TEXTE: Faouzi Laatiris Entretien avec Guy Limone/exposition impressions 2003

Faouzi Laatiris
Entretien avec Guy Limone



G.L.(Guy. Limone) Il y’a bientôt 20 ans, tu étudiais aux beaux-arts de Bourges. Quel était ton état d’esprit lorsque tu as commencé cette résidence de quatre mois à Limoges ?
F.L. (Faouzi Laatiris) Lorsque j’ai su que je serai résident à Limoges, j’ai immédiatement repensé à mes huit années passées à Bourges. A l’époque, j’avais tellement entendu parlé de Limoges et de sa porcelaine, par madame Jacqueline Lerat, enseignante, céramiste et sculptrice, que j’envisageai de reprendre une pratique de terre.
Parallèlement, et avant ma venue, j’ai envoyé les dessins d’un projet qui s’intitule Arabicacaphonie, une installation fait de vingt postes de television câblées dirigées vers les pays qui forment la ligue des pays arabes.
Après avoir visité l’atelier terre de l’ENAD, j’ai décidé de réaliser une installation qui utilise en partie l’argile.

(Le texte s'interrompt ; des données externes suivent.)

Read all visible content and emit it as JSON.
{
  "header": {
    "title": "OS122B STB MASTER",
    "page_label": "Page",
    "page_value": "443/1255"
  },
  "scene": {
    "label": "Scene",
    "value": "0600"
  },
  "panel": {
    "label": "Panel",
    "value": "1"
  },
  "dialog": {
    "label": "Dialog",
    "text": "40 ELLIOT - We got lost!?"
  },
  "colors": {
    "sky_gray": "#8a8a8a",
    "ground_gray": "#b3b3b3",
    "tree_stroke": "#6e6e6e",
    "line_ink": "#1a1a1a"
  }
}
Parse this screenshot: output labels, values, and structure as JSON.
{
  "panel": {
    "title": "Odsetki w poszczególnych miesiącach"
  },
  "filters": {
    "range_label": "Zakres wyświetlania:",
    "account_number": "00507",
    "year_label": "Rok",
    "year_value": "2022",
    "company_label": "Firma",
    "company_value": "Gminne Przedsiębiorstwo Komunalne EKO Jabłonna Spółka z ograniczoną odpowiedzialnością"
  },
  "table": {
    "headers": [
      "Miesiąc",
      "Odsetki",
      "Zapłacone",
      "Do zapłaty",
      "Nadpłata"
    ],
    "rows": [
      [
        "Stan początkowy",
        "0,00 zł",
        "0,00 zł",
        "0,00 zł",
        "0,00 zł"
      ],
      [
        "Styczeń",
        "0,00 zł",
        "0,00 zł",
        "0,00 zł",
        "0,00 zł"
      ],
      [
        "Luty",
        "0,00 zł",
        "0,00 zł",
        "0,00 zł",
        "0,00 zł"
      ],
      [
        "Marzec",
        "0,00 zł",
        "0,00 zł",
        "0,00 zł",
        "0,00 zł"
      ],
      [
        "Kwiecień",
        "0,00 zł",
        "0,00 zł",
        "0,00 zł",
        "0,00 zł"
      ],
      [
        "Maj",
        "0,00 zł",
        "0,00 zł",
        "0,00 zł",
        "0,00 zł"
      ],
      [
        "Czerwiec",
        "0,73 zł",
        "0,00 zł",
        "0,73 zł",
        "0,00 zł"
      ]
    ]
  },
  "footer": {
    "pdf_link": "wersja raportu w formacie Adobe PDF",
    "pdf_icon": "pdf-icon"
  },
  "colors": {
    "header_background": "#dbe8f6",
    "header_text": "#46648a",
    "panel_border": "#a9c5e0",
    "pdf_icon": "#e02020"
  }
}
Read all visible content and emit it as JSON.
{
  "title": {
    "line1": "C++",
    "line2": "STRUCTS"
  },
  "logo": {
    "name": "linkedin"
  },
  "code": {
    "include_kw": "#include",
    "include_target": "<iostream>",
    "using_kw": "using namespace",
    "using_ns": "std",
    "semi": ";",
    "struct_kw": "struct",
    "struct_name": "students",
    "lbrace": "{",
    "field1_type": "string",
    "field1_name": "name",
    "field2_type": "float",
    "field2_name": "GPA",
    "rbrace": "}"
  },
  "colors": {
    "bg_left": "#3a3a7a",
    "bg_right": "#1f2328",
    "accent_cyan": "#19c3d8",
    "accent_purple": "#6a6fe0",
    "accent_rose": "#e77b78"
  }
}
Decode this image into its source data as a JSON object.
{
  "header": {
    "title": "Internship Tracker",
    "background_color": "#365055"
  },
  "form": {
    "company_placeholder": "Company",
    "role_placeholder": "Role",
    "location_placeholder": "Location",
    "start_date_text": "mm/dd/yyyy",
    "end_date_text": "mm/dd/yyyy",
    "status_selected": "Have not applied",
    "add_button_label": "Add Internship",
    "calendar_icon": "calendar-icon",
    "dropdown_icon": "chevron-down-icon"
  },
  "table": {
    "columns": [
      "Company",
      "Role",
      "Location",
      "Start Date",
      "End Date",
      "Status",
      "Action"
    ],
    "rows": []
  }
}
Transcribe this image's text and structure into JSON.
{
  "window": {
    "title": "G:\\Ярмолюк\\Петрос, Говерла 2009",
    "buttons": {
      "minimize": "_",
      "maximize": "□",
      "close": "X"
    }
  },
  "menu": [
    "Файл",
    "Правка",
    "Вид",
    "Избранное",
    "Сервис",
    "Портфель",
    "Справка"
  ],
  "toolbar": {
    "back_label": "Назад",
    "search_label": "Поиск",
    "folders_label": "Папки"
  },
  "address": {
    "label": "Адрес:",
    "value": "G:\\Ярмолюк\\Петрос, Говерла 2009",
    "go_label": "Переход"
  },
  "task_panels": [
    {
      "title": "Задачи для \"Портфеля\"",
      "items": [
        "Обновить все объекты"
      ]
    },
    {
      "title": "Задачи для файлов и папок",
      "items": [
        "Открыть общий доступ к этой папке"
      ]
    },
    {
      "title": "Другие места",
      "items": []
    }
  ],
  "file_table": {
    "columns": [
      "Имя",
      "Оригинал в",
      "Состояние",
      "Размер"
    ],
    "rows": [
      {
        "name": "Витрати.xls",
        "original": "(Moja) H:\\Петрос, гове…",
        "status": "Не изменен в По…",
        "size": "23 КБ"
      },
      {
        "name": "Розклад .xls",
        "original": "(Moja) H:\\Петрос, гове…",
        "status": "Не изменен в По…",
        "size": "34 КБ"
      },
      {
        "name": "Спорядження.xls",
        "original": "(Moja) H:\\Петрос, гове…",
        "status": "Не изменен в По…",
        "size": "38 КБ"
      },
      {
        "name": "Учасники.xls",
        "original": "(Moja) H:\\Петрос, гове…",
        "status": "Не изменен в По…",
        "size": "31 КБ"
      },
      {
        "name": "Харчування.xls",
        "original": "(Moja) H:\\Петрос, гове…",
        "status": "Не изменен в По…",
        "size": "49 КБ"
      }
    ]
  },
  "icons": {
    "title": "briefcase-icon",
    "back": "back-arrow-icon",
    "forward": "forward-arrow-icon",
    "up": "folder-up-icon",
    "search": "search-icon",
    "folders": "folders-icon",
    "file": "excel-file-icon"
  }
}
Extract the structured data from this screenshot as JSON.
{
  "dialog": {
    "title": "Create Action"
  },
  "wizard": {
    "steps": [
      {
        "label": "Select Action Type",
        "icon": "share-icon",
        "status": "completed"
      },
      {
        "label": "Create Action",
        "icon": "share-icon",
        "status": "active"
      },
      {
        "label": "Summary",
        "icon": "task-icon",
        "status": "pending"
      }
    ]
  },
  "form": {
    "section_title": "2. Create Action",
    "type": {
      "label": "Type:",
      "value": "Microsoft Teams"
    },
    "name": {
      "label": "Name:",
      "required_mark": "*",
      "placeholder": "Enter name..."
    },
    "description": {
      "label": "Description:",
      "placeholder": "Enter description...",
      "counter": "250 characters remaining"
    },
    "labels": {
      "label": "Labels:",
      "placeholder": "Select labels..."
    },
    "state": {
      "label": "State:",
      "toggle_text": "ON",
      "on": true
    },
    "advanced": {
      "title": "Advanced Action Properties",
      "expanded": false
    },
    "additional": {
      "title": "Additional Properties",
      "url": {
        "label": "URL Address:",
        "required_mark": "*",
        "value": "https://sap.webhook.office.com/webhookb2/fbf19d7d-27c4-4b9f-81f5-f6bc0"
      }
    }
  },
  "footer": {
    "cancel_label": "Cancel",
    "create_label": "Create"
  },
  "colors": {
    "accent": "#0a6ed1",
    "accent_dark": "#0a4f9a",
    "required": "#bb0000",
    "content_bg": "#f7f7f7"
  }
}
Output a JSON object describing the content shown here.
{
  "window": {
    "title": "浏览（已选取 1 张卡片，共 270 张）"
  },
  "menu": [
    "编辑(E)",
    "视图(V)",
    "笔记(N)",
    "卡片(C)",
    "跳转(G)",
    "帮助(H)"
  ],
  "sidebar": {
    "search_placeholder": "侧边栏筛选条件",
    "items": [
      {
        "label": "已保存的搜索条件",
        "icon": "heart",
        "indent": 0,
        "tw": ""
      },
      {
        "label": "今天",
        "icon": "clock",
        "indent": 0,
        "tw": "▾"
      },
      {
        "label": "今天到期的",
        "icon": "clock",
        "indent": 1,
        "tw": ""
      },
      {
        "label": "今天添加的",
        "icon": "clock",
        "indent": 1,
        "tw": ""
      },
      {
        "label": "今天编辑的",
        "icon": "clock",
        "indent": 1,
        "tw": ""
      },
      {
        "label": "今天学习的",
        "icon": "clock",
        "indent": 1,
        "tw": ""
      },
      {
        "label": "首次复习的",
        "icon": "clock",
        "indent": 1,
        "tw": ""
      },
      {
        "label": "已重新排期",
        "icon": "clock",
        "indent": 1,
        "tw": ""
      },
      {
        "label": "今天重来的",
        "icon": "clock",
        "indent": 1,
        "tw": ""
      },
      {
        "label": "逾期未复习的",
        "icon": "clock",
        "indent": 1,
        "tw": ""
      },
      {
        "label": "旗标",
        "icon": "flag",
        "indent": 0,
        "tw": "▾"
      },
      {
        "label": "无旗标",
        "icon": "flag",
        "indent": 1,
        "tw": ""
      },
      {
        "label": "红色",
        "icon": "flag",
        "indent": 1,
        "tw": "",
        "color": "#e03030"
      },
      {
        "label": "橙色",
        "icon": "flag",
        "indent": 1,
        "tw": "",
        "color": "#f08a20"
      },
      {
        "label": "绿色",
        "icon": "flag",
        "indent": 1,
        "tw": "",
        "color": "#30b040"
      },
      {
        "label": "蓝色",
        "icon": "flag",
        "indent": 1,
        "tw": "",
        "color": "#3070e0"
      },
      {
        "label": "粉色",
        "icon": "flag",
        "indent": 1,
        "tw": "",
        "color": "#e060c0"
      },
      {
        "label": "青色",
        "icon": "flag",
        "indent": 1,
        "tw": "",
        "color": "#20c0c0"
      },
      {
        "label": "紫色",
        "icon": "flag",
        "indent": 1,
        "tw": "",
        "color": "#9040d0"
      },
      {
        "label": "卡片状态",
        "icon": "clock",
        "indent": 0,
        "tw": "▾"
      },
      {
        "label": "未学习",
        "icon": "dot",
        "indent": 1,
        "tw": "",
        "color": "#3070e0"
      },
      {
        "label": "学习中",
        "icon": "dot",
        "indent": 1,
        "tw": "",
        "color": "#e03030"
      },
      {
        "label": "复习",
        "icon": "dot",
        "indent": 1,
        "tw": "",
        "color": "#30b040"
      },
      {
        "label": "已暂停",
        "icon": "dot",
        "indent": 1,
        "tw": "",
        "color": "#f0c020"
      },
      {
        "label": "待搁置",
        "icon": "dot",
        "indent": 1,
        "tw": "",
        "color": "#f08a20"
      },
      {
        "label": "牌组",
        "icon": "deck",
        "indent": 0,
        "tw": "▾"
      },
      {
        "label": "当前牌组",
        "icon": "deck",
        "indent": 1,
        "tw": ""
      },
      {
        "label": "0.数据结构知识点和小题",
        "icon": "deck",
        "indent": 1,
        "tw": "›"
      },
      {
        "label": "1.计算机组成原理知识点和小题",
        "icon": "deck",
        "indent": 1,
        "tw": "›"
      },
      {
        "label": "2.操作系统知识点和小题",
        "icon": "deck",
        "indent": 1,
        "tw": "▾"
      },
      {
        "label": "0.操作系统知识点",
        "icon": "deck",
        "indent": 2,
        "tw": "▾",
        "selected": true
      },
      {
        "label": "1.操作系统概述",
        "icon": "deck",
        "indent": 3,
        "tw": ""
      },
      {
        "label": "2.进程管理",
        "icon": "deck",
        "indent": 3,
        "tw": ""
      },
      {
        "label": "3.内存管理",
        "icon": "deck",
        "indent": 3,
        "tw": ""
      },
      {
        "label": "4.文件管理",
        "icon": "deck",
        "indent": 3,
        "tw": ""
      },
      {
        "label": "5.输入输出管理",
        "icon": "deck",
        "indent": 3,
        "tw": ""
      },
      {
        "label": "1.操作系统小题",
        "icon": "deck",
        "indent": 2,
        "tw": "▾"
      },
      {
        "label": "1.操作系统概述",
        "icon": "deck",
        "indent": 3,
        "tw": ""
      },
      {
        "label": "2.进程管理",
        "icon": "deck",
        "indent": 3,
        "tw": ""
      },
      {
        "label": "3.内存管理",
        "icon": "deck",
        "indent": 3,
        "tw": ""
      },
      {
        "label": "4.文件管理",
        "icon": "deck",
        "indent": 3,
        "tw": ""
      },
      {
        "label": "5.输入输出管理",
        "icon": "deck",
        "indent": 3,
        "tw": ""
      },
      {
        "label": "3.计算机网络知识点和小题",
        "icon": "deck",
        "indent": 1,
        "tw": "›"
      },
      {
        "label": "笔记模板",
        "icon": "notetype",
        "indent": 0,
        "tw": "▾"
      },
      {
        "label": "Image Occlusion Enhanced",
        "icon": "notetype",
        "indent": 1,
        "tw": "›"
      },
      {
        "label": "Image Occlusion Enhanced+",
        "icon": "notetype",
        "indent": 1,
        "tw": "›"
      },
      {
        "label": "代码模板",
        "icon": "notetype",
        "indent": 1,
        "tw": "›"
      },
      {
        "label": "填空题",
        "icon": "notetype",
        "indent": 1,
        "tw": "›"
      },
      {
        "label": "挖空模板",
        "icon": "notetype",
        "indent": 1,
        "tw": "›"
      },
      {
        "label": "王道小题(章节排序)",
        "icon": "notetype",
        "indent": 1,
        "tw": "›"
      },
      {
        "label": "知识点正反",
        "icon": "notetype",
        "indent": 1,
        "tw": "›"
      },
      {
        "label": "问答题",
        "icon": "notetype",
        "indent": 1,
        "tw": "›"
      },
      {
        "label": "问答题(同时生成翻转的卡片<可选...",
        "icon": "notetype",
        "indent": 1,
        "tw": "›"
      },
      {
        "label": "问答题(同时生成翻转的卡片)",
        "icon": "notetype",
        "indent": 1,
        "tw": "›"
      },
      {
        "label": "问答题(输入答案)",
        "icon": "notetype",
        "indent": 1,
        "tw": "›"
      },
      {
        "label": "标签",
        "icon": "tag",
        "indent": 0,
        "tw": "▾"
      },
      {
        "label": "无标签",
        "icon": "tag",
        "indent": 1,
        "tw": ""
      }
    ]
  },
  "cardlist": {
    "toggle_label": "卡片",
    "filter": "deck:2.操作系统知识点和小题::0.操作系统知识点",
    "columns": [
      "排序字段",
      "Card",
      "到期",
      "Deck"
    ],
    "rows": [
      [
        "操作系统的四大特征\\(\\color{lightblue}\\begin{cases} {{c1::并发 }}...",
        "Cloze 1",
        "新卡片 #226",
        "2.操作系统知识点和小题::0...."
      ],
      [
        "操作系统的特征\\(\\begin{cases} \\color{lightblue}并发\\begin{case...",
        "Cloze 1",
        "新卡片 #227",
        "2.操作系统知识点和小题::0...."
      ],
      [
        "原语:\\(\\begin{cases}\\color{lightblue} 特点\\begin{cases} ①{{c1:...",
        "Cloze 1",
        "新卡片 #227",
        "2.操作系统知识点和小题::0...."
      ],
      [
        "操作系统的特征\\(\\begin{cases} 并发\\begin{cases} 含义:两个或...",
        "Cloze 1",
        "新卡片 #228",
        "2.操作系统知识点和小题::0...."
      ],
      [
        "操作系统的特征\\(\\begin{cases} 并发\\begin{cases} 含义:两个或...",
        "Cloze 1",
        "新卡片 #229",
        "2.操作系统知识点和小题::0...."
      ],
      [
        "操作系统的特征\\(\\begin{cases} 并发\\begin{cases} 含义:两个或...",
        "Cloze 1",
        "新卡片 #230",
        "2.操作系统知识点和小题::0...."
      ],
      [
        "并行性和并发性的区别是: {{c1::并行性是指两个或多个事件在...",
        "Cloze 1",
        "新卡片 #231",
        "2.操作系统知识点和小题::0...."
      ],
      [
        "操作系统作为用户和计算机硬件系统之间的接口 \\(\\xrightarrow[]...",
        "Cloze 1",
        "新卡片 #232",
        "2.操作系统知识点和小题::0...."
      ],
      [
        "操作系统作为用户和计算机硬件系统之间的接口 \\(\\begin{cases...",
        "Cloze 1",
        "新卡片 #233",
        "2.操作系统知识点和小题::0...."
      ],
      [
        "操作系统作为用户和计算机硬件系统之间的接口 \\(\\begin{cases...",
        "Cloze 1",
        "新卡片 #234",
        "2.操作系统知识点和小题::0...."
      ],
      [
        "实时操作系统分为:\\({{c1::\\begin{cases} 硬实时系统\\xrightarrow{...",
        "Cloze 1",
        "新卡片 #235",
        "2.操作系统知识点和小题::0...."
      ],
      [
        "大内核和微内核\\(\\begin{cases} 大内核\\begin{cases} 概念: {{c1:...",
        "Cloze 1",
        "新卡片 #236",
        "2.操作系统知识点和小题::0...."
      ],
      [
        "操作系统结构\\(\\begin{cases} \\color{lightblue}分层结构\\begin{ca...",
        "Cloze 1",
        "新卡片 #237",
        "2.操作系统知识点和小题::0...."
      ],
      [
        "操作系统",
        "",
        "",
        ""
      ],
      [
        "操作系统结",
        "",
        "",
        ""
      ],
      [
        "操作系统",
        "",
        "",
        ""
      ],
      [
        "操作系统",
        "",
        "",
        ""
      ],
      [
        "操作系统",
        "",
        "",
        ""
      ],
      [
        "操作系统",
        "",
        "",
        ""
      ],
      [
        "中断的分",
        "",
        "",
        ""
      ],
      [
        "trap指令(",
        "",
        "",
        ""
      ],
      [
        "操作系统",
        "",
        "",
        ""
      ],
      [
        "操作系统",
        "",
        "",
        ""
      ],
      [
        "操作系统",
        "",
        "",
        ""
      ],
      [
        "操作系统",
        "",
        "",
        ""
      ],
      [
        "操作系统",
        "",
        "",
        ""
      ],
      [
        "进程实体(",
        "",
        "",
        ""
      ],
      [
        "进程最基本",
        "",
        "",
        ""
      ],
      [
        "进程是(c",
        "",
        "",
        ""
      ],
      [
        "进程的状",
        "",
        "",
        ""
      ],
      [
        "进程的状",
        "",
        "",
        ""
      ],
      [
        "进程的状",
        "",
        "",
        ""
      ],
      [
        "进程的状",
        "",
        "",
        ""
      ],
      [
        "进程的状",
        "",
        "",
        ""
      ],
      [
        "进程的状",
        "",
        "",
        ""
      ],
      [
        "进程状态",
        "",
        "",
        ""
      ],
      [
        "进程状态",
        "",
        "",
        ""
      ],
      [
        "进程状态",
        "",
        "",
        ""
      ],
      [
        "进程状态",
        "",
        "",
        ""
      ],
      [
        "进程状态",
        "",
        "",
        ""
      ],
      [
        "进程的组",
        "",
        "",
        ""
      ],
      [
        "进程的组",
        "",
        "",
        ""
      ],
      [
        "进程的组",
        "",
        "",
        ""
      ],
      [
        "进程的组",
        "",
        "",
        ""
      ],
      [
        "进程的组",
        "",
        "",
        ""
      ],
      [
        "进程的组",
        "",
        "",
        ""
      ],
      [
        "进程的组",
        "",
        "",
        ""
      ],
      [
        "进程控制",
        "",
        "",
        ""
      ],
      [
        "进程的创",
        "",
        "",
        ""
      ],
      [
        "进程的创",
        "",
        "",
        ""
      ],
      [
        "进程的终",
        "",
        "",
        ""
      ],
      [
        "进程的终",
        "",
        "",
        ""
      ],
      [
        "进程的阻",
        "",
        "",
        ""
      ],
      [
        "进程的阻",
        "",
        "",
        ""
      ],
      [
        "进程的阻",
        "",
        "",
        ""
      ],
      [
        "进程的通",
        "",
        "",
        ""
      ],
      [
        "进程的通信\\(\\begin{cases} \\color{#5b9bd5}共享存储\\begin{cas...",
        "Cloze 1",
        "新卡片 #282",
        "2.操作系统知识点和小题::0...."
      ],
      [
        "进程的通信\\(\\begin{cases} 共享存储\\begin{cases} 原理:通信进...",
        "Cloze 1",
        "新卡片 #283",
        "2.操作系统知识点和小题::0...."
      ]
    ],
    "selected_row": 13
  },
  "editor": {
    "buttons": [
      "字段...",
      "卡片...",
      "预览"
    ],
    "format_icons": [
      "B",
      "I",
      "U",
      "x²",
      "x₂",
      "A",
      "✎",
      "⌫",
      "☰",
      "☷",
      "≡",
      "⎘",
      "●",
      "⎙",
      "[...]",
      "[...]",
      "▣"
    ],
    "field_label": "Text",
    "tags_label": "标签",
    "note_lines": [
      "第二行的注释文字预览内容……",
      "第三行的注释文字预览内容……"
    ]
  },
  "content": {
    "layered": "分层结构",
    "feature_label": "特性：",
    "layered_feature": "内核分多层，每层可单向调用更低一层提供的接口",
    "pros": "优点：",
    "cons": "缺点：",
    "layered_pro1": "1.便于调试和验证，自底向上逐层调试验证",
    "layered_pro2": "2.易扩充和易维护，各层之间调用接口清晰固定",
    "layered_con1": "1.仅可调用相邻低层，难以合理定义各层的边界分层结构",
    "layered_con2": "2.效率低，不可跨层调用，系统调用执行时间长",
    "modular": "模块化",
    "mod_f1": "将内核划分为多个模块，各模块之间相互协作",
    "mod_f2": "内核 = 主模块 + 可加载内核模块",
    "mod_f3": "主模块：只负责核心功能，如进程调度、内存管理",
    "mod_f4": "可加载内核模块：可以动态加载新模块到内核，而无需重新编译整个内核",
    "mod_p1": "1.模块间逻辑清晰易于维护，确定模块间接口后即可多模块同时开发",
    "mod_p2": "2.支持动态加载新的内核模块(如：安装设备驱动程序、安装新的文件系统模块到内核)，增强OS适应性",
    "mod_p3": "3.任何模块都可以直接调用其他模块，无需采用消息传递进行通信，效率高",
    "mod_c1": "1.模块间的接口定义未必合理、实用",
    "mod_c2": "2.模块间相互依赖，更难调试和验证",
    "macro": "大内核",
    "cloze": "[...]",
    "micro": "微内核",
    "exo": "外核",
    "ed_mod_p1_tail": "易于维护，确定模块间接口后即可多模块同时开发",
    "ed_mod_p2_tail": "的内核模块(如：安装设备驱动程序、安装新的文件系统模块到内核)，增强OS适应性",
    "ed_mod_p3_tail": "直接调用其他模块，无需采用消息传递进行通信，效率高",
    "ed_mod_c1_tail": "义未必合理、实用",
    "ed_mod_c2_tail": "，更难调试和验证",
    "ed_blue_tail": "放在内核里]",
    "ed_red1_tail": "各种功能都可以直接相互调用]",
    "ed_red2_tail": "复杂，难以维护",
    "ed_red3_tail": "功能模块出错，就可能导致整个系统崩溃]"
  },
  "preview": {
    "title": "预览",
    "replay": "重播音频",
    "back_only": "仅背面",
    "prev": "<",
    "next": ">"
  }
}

G.L. Il me semble que durant tes études, tu as surtout travaillé avec le béton. Quel genre de projet pensais-tu réaliser en argile à Limoges?
F.L. Je projetai de réaliser un cercle de quatre mètres de diamètre tout autour du pilier qui se trouve au centre du lieu d’exposition. Un cercle fait d’argile très humide de manière à ce que, la terre une fois sèche, j’obtienne des craquelures. Une sorte de puzzle dont les éléments, après cuisson, seraient réinstallés pour reformer la sculpture disloquée.
La deuxième guerre du Golf s’annonçait...

G.L. Et une fois la guerre terminée ?
F.L. J’ai réalisé " Quand on a que l’amour". Mais c’était pour une exposition en Belgique.
Comme je puise mon travail dans le présent-quotidien, mon projet n’a pas cessé d’évoluer. En fait, le jour de mon arrivée à Limoges, j’ai commencé, comme d’habitude, un carnet de bord que j’ai nommé L’odyssée limousine. Je voulais effectuer un voyage au sein de l’ENAD, et mes projets en dessin utilisaient aussi bien l’argile que la sérigraphie sur textile, la vidéo et la photographie…


G.L. La guerre en Irak, puis le 16 mai 2003 et les attentats à Casablanca. Tu es passé du projet initial avec la terre, au travail avec les images que tu présentes dans l’exposition Impressions.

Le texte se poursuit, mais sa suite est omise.